As a bankruptcy lawyer, I have often advised clients not to bother with a short sale if they’re filing bankruptcy. They are such a headache, and what is the point anyway? The bankruptcy discharge will wipe out the debtor’s obligation on the house. However, Jacksonville real estate lawyer David J. Heekin, Esquire sat down with me to explain the advantages of a short sale even if a bankruptcy has been filed.

Most homeowners who may need to get out of their current home for economic reasons want to buy another home in the future. According to Heekin,Fannie Mae and Freddie Mac, the two government-sponsored entities that dominate the secondary mortgage market, have a variety of waiting periods for borrowers who have experienced “derogatory credit events” such as short sale, foreclosure, and bankruptcy. Under their current guidelines (as of January 2011), the waiting period for a borrower to purchase another house after a short sale is only 2 years.

However, if someone needs to file a Chapter 7 or Chapter 13 bankruptcy anyway, he won’t owe his mortgage company anymore. So, there appears to be no incentive to short sell his home or investment property.

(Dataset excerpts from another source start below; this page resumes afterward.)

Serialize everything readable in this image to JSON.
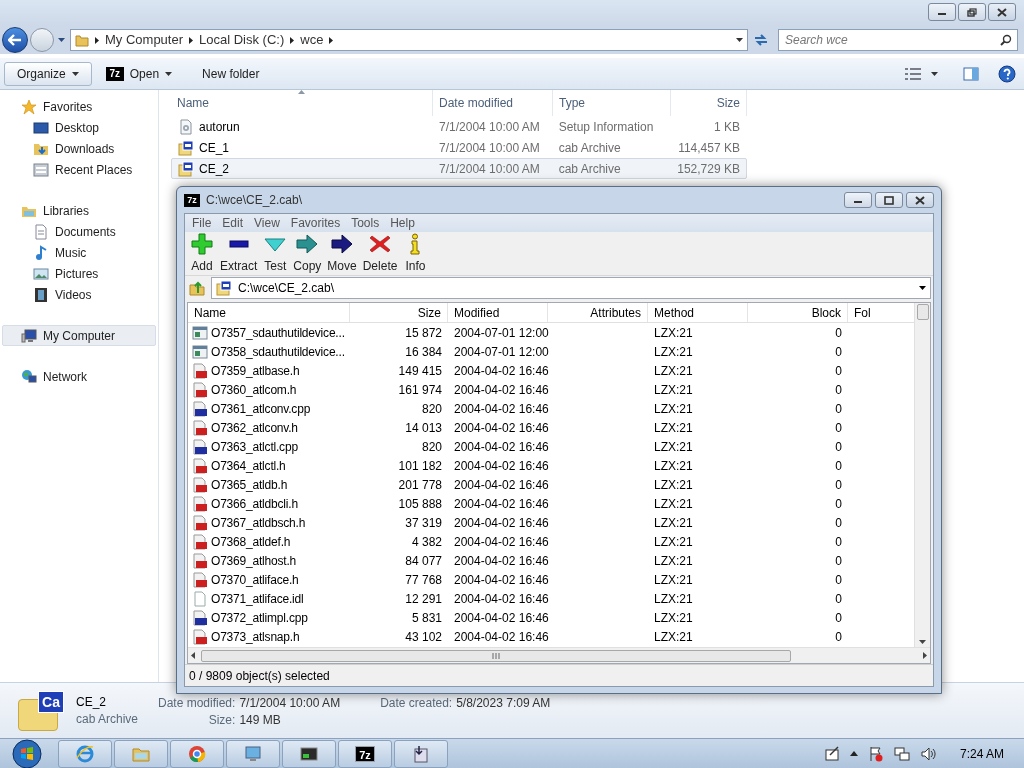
{
  "explorer": {
    "window_controls": [
      {
        "kind": "minimize"
      },
      {
        "kind": "restore"
      },
      {
        "kind": "close"
      }
    ],
    "address": [
      "My Computer",
      "Local Disk (C:)",
      "wce"
    ],
    "search": {
      "placeholder": "Search wce"
    },
    "toolbar": [
      {
        "label": "Organize",
        "kind": "menu"
      },
      {
        "label": "Open",
        "kind": "open",
        "logo_text": "7z"
      },
      {
        "label": "New folder",
        "kind": "plain"
      }
    ],
    "sidebar": [
      {
        "label": "Favorites",
        "kind": "star",
        "selected": false,
        "children": [
          {
            "label": "Desktop",
            "kind": "desktop",
            "selected": false
          },
          {
            "label": "Downloads",
            "kind": "downloads",
            "selected": false
          },
          {
            "label": "Recent Places",
            "kind": "recent",
            "selected": false
          }
        ]
      },
      {
        "label": "Libraries",
        "kind": "library",
        "selected": false,
        "children": [
          {
            "label": "Documents",
            "kind": "documents",
            "selected": false
          },
          {
            "label": "Music",
            "kind": "music",
            "selected": false
          },
          {
            "label": "Pictures",
            "kind": "pictures",
            "selected": false
          },
          {
            "label": "Videos",
            "kind": "videos",
            "selected": false
          }
        ]
      },
      {
        "label": "My Computer",
        "kind": "computer",
        "selected": true
      },
      {
        "label": "Network",
        "kind": "network",
        "selected": false
      }
    ],
    "columns": [
      "Name",
      "Date modified",
      "Type",
      "Size"
    ],
    "rows": [
      {
        "name": "autorun",
        "date": "7/1/2004 10:00 AM",
        "type": "Setup Information",
        "size": "1 KB",
        "kind": "setup",
        "selected": false
      },
      {
        "name": "CE_1",
        "date": "7/1/2004 10:00 AM",
        "type": "cab Archive",
        "size": "114,457 KB",
        "kind": "cab",
        "selected": false
      },
      {
        "name": "CE_2",
        "date": "7/1/2004 10:00 AM",
        "type": "cab Archive",
        "size": "152,729 KB",
        "kind": "cab",
        "selected": true
      }
    ],
    "details": {
      "icon_label": "Ca",
      "name": "CE_2",
      "type": "cab Archive",
      "fields": [
        {
          "label": "Date modified:",
          "value": "7/1/2004 10:00 AM"
        },
        {
          "label": "Date created:",
          "value": "5/8/2023 7:09 AM"
        },
        {
          "label": "Size:",
          "value": "149 MB"
        }
      ]
    }
  },
  "archive_window": {
    "logo_text": "7z",
    "title": "C:\\wce\\CE_2.cab\\",
    "menu": [
      "File",
      "Edit",
      "View",
      "Favorites",
      "Tools",
      "Help"
    ],
    "tools": [
      {
        "label": "Add",
        "kind": "add"
      },
      {
        "label": "Extract",
        "kind": "extract"
      },
      {
        "label": "Test",
        "kind": "test"
      },
      {
        "label": "Copy",
        "kind": "copy"
      },
      {
        "label": "Move",
        "kind": "move"
      },
      {
        "label": "Delete",
        "kind": "delete"
      },
      {
        "label": "Info",
        "kind": "info"
      }
    ],
    "path": "C:\\wce\\CE_2.cab\\",
    "columns": [
      "Name",
      "Size",
      "Modified",
      "Attributes",
      "Method",
      "Block",
      "Fol"
    ],
    "rows": [
      {
        "name": "O7357_sdauthutildevice...",
        "size": "15 872",
        "modified": "2004-07-01 12:00",
        "method": "LZX:21",
        "block": "0",
        "kind": "exe"
      },
      {
        "name": "O7358_sdauthutildevice...",
        "size": "16 384",
        "modified": "2004-07-01 12:00",
        "method": "LZX:21",
        "block": "0",
        "kind": "exe"
      },
      {
        "name": "O7359_atlbase.h",
        "size": "149 415",
        "modified": "2004-04-02 16:46",
        "method": "LZX:21",
        "block": "0",
        "kind": "h"
      },
      {
        "name": "O7360_atlcom.h",
        "size": "161 974",
        "modified": "2004-04-02 16:46",
        "method": "LZX:21",
        "block": "0",
        "kind": "h"
      },
      {
        "name": "O7361_atlconv.cpp",
        "size": "820",
        "modified": "2004-04-02 16:46",
        "method": "LZX:21",
        "block": "0",
        "kind": "cpp"
      },
      {
        "name": "O7362_atlconv.h",
        "size": "14 013",
        "modified": "2004-04-02 16:46",
        "method": "LZX:21",
        "block": "0",
        "kind": "h"
      },
      {
        "name": "O7363_atlctl.cpp",
        "size": "820",
        "modified": "2004-04-02 16:46",
        "method": "LZX:21",
        "block": "0",
        "kind": "cpp"
      },
      {
        "name": "O7364_atlctl.h",
        "size": "101 182",
        "modified": "2004-04-02 16:46",
        "method": "LZX:21",
        "block": "0",
        "kind": "h"
      },
      {
        "name": "O7365_atldb.h",
        "size": "201 778",
        "modified": "2004-04-02 16:46",
        "method": "LZX:21",
        "block": "0",
        "kind": "h"
      },
      {
        "name": "O7366_atldbcli.h",
        "size": "105 888",
        "modified": "2004-04-02 16:46",
        "method": "LZX:21",
        "block": "0",
        "kind": "h"
      },
      {
        "name": "O7367_atldbsch.h",
        "size": "37 319",
        "modified": "2004-04-02 16:46",
        "method": "LZX:21",
        "block": "0",
        "kind": "h"
      },
      {
        "name": "O7368_atldef.h",
        "size": "4 382",
        "modified": "2004-04-02 16:46",
        "method": "LZX:21",
        "block": "0",
        "kind": "h"
      },
      {
        "name": "O7369_atlhost.h",
        "size": "84 077",
        "modified": "2004-04-02 16:46",
        "method": "LZX:21",
        "block": "0",
        "kind": "h"
      },
      {
        "name": "O7370_atliface.h",
        "size": "77 768",
        "modified": "2004-04-02 16:46",
        "method": "LZX:21",
        "block": "0",
        "kind": "h"
      },
      {
        "name": "O7371_atliface.idl",
        "size": "12 291",
        "modified": "2004-04-02 16:46",
        "method": "LZX:21",
        "block": "0",
        "kind": "idl"
      },
      {
        "name": "O7372_atlimpl.cpp",
        "size": "5 831",
        "modified": "2004-04-02 16:46",
        "method": "LZX:21",
        "block": "0",
        "kind": "cpp"
      },
      {
        "name": "O7373_atlsnap.h",
        "size": "43 102",
        "modified": "2004-04-02 16:46",
        "method": "LZX:21",
        "block": "0",
        "kind": "h"
      }
    ],
    "status": "0 / 9809 object(s) selected"
  },
  "taskbar": {
    "apps": [
      {
        "kind": "browser-e"
      },
      {
        "kind": "folder"
      },
      {
        "kind": "chrome"
      },
      {
        "kind": "monitor"
      },
      {
        "kind": "terminal"
      },
      {
        "kind": "archiver",
        "logo_text": "7z"
      },
      {
        "kind": "installer"
      }
    ],
    "time": "7:24 AM"
  }
}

No so, says Heekin. "I assume your client wants to buy another house in the future, and a short sale will reduce that waiting period. The waiting period to buy again after a Chapter 7 or 11 bankruptcy is usually 2 years after the discharge, and the wait after a Chapter 13 bankruptcy is 2 years from the date of discharge. The Fannie Mae waiting period to buy again after a foreclosure can be up to 7 years. So, a borrower can purchase a home again in as little as 2 years with a combination of bankruptcy and short sale on their credit vs. a wait of 3-7 years with bankruptcy and foreclosure."